Dr. Lynch testified that “the other possibility would be if his labrum was tom, and that was getting caught in the joint as he moved it causing mechanical impingement there.” (Id.) Dr. Lynch testified that appellant has not made any progress and it is unlikely that he is going to get any better; the pain will be permanent in nature. (Id. at pp. 26-27.) He also testified that the injury, whatever its etiology, resulted from the automobile accident of August 5, 1999. (Id. at p. 28.) Dr. Lynch opined that the condition will worsen over time. (Id. at p. 29.)

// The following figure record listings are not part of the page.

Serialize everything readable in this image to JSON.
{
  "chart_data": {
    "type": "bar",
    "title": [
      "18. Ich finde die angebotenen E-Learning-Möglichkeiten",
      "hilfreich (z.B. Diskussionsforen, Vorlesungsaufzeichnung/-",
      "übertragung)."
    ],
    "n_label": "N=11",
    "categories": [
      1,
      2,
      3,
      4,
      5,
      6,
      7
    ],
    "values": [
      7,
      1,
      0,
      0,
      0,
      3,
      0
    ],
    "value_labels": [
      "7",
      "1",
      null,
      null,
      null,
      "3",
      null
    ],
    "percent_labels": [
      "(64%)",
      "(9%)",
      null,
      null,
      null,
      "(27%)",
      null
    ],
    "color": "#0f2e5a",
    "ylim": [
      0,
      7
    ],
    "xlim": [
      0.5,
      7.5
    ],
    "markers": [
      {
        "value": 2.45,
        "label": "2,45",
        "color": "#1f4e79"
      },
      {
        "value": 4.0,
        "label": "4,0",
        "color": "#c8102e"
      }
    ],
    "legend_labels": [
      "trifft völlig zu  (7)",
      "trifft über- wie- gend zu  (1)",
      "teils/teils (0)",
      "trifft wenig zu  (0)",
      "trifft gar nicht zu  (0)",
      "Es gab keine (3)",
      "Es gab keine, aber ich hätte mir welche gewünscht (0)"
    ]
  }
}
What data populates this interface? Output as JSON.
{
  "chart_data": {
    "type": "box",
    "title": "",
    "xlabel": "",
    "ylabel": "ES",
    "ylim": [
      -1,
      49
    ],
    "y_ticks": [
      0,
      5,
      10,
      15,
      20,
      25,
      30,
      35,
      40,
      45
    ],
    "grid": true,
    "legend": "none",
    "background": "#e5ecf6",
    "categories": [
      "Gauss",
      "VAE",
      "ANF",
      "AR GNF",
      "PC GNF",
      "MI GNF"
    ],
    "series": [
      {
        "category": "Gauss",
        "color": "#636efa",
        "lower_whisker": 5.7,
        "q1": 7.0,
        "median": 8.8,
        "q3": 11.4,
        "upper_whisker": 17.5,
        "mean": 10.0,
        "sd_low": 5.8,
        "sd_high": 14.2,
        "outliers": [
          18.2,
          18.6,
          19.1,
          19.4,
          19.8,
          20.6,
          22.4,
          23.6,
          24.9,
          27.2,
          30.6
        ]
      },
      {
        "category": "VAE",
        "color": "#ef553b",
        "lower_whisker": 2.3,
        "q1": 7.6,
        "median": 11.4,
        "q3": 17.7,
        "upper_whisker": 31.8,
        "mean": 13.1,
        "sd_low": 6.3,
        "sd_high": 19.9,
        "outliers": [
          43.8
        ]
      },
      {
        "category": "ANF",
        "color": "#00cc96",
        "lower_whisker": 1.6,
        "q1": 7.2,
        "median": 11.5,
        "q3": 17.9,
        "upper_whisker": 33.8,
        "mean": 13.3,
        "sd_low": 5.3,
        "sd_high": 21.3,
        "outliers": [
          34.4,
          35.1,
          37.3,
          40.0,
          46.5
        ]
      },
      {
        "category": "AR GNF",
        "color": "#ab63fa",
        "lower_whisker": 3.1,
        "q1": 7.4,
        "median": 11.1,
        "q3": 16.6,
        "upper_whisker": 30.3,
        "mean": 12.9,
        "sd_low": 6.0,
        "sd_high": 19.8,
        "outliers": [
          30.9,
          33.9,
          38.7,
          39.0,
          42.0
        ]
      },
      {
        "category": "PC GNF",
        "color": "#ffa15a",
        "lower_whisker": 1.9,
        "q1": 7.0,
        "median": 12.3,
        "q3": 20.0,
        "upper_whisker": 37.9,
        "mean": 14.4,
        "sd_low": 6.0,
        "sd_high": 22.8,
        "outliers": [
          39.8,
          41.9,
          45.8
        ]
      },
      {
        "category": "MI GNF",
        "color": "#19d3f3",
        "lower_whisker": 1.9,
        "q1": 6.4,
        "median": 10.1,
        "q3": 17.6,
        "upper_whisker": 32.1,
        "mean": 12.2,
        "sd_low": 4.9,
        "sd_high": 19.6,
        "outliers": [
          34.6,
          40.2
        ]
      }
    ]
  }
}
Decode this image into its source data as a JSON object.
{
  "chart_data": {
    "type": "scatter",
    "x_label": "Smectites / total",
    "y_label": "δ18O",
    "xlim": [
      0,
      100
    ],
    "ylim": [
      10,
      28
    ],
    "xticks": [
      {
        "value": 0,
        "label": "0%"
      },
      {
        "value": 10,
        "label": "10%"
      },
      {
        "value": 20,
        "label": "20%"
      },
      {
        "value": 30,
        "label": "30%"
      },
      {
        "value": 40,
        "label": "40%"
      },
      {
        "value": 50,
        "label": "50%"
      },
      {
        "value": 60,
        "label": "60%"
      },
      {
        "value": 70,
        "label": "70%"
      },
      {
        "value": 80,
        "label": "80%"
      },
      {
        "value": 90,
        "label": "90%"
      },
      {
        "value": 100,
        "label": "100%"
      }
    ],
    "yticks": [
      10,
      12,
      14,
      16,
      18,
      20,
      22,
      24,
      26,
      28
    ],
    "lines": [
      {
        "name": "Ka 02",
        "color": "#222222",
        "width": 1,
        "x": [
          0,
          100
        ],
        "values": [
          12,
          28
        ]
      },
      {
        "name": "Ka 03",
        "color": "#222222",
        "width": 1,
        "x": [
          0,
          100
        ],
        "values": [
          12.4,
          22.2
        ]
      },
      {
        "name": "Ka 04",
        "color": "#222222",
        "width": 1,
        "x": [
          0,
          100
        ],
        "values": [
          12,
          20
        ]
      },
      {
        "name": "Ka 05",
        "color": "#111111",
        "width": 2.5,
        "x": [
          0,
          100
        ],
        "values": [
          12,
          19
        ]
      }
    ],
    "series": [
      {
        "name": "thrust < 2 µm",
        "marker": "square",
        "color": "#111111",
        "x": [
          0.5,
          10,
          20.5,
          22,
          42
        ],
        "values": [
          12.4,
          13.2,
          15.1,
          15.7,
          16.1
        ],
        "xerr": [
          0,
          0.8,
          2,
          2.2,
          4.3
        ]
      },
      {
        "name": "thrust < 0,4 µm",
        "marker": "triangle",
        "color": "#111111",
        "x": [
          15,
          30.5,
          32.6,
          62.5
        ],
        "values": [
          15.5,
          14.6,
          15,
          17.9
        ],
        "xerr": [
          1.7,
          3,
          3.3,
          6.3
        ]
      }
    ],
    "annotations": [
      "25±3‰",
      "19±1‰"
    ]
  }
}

*576None of the experts who testified at trial changed their opinions as a result of cross-examination. The testimony was uncontradicted. As we stated previously, it shocks the court’s sense of justice that the jury would totally disregard the uncontested expert testimony that this young man has an objective, and painful, condition that will worsen over time and may result in the need for a hip replacement. Appellant was seriously, and significantly, injured in this accident. The injury to his left hip was not related to any prior injuries. His injuries are compensable. As was stated by the Superior Court long before this case arose, we find that the “injustice of the verdict stands forth like a beacon.” The fact that two juries have now rendered similar verdicts does not give either verdict a reasonable relation to the loss suffered by appellant. We acknowledge that the jury did specifically find that the defendant’s admitted negligence was not a substantial factor in causing appellant’s injuries. However, that finding was not supported by any evidence at all. A jury verdict finding that the admitted negligence was not a substantial factor in causing uncontradicted injuries cannot stand where, as here, it bears no rational relationship to the evidence. See generally, Kruczkowska v. Winter, 764 A.2d 627 (Pa. Super. 2000).

Prejudice against appellant clearly biased this jury.

We respectfully request that the Superior Court remand this case for a new trial, on damages alone, so that right may prevail.

. On January 10,2005, appellant filed a praecipe for argument on the post-trial motions, but argument was not held, as judgment had already been entered.

. At the time of the second trial, appellant had been accepted into medical school.